Interview de Cécile Delalande – Directrice Artistique d’Ars Anima

Bonjour Cécile, peux tu nous raconter comment tu en es arrivée à créer des projets de sensibilisation du public sur des grands enjeux de société, comme le parcours d’un réfugié, l’alimentation durable ou encore le changement climatique ?

C’est parti de la première expérience que j’ai menée à Handicap International en 1994, sur les mines anti personnelles. On a créé des pyramides de chaussures dans les villes, que les passants étaient invités à faire grossir en jetant leurs propres chaussures. On leur proposait donc de participer très concrètement à un acte de mobilisation militant. C’est de cette façon je pense qu’on a inscrit une nouvelle manière de sensibiliser le public, jusque là plutôt habitué à donner de l’argent pour des causes. Ça a été le démarrage de ma recherche. J’étais passionnée, et je le suis encore, par le fait de trouver des méthodes pour faire en sorte que les gens se sentent touchés, à l’intérieur d’eux-mêmes, par des thématiques à priori éloignées de leur quotidien.

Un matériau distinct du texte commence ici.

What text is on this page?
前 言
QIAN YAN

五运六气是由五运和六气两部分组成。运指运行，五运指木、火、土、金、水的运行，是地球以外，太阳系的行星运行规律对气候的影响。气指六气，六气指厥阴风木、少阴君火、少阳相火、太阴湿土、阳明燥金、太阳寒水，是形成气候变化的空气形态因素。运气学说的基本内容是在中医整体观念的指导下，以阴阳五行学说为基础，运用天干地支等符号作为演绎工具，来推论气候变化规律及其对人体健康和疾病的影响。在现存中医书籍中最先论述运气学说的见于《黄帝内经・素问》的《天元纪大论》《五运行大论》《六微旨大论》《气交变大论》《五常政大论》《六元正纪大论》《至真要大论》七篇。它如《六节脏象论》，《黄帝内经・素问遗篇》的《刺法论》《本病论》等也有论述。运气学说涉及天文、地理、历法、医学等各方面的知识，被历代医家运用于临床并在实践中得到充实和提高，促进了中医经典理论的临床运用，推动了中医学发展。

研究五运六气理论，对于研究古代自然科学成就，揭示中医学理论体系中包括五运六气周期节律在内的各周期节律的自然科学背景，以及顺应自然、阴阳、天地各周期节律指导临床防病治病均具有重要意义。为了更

C’est donc par la suite que tu as créé l’association Ars Anima ?

Exactement. J’ai fondé Ars Anima le 8 mars 2004  – c’était un joli hasard – avec l’envie de créer des projets pour faire le lien entre la société civile et le monde institutionnel. J’ai fait le pari de relier les mobilisations citoyennes qui s’exprimaient dans la rue, avec l’institution culturelle et muséale qui était particulièrement bien adaptée pour faciliter l’accueil du public. Cela a mis du temps, ça n’était pas forcément évident pour les uns et pour les autres de s’accueillir. Mais ça s’est fait peu à peu, donnant à chaque fois plus de consistance aux projets qu’on menait auparavant de manière fugitive dans la rue.

Les projets d’Ars Anima ont tous en commun d’inviter les visiteurs à se glisser dans la peau d’un personnage. Est ce que tu peux nous expliquer pourquoi ?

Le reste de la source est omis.